Henderson, Chris W. 2018. “Two Balls Is Too Many: Stadium Performance and Queerness Among Portland’s Rose City Riveters Supporter Club.” Sport in Society. 21(7): 1031-1046

Portland, Oregon’s Rose City Riveters is the largest independent organized supporters group for a women’s soccer team in the world. They support Portland Thorns with an organized, expressive and organic performance of songs, musical instruments and displays that envelopes the entire stadium. Utilizing ethnographic subject-centred methods, this empirical study argues that the group’s performance reflects two different performance lineages, organically organized transnational soccer fandom on one hand and disidentifying queer public performance on the other. This paper explores how different elements of these lineages overlap in the Riveters’ performance to disrupt, negotiate and resist the dominant ideologies of hyper- masculinity and heteronormative femininity that shape professional soccer in the United States.

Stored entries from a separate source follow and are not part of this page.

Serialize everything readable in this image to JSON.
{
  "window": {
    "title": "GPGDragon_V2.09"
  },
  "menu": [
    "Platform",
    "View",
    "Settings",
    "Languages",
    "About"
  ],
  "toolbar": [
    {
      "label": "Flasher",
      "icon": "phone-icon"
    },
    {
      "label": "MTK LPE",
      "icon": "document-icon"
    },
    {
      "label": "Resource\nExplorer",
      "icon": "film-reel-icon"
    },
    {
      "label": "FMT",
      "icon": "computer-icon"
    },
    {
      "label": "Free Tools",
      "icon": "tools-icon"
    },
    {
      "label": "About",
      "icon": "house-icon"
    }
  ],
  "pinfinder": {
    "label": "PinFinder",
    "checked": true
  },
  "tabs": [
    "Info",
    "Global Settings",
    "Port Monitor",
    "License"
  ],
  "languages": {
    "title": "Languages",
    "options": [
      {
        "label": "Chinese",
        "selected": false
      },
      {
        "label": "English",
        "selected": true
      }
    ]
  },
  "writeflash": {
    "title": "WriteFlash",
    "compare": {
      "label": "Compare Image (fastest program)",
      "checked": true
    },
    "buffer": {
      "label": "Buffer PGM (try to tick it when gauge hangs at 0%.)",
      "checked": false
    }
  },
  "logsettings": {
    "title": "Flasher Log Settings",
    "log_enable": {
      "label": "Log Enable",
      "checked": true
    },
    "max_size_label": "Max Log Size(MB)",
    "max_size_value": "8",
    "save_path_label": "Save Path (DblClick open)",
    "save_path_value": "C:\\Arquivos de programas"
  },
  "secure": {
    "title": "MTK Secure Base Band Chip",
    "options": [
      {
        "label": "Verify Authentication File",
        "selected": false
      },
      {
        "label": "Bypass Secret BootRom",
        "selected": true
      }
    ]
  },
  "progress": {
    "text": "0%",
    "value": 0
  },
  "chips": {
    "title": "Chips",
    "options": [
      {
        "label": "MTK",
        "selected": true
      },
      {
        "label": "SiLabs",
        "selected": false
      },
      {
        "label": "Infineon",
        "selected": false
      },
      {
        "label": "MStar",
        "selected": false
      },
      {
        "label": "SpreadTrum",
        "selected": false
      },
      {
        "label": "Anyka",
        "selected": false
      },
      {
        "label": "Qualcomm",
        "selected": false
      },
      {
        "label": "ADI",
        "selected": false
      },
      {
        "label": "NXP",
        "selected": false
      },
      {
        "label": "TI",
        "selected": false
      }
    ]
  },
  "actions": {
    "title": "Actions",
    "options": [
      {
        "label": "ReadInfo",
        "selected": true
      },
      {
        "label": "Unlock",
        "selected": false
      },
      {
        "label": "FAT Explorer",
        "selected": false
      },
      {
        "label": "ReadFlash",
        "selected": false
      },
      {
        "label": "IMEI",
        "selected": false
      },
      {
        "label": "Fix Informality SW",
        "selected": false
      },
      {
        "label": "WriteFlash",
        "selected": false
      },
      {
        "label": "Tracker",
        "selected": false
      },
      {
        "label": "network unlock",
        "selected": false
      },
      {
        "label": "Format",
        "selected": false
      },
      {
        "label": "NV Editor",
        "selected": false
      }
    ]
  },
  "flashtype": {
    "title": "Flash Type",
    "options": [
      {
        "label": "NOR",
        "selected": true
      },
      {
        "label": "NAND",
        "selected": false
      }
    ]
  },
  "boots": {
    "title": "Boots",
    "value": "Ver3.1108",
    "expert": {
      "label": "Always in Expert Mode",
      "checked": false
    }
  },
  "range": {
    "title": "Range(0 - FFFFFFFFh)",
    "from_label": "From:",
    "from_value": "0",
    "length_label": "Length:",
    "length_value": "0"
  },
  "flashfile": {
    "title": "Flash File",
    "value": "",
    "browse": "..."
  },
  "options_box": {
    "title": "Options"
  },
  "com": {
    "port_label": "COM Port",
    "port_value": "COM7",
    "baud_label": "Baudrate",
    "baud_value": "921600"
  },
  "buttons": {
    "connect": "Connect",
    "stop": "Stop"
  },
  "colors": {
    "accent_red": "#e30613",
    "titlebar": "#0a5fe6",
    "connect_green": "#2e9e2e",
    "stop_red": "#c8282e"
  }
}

Henderson, Chris W., Thomas P. Oates and Travis Vogan. 2019. “From Death to Spectacle: Football’s Neoliberal Revolution,” Addressing the Crisis: The Stuart Hall Project: 1(7)

Building on the context outlined in Stuart Hall’s “The Neoliberal Revolution (2011),” we show how transformations in commodified football in 1980s and 1990s England did not merely reflect larger trends, but were a central site of political innovation constitutive of the country’s larger cultural shifts.